Monday, July 19, 2010

Bankruptcy Chapters 7, 11 and 13 and What It Means for You

In very simple terms, Chapter 11 and Chapter 13 bankruptcies are sought by businesses (11) and individuals (13) whose cash flows are insufficient to service their existing debt.  The goal of a Chapter 11 or 13 bankruptcy is for a business or individual to re-organize their debt, such that all or most of the debt is repaid according to a schedule set by a judge, which schedule gives the debtor more time to catch-up on its debt.  A Chapter 7 bankruptcy is used to eliminate all of the debt in the case where a debtor is far too insolvent to ever realistically catch-up.  In this case, the debtor is liquidated (all but a few protected assets are sold), and creditors generally only collect a fraction of the amounts owed to them.  Please keep in mind that this is an oversimplified explanation and that bankruptcy law is extremely complex and often undergoes substantial change.

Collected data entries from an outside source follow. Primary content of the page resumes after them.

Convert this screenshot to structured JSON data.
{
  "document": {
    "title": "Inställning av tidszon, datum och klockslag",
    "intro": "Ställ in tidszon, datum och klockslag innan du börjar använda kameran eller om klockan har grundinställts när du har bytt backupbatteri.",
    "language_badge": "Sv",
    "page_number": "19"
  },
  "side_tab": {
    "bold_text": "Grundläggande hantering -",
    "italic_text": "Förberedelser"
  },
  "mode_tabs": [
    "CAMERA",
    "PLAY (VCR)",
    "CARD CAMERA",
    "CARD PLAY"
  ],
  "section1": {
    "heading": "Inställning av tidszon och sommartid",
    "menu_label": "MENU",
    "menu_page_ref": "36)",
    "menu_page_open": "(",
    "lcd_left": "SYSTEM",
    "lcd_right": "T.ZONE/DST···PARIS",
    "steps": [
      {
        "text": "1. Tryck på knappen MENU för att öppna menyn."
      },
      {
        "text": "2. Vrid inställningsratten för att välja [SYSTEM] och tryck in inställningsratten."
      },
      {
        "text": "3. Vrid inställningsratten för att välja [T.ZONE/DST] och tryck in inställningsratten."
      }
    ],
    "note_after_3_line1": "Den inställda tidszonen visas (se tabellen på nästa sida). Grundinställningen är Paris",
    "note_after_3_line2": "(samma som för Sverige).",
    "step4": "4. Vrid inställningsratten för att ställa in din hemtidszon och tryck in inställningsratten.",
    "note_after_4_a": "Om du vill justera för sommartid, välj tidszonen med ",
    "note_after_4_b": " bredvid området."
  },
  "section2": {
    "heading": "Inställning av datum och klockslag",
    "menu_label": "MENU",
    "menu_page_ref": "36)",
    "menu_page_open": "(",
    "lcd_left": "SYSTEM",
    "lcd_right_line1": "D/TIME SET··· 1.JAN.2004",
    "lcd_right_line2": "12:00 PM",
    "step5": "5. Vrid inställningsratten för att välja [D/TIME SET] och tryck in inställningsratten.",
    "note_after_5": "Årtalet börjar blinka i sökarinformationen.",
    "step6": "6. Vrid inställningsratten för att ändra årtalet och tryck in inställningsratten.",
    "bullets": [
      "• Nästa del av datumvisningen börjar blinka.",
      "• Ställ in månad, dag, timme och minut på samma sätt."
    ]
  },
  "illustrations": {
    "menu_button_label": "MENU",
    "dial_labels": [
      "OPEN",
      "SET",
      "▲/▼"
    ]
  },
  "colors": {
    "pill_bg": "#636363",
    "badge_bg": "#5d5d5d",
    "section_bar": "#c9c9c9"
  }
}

As a title company representative, finding out that a seller is involved in a bankruptcy often raises concerns about insurability.  Regardless of the type of bankruptcy, property CAN be sold out of a bankruptcy upon approval of the court.  In that respect, the bankruptcy court is not much different than a lienholder whose release needs to be coordinated with closing; however, the approval of the court could take as long as 90 days to obtain, which will delay a closing much beyond that of a non-bankruptcy sale.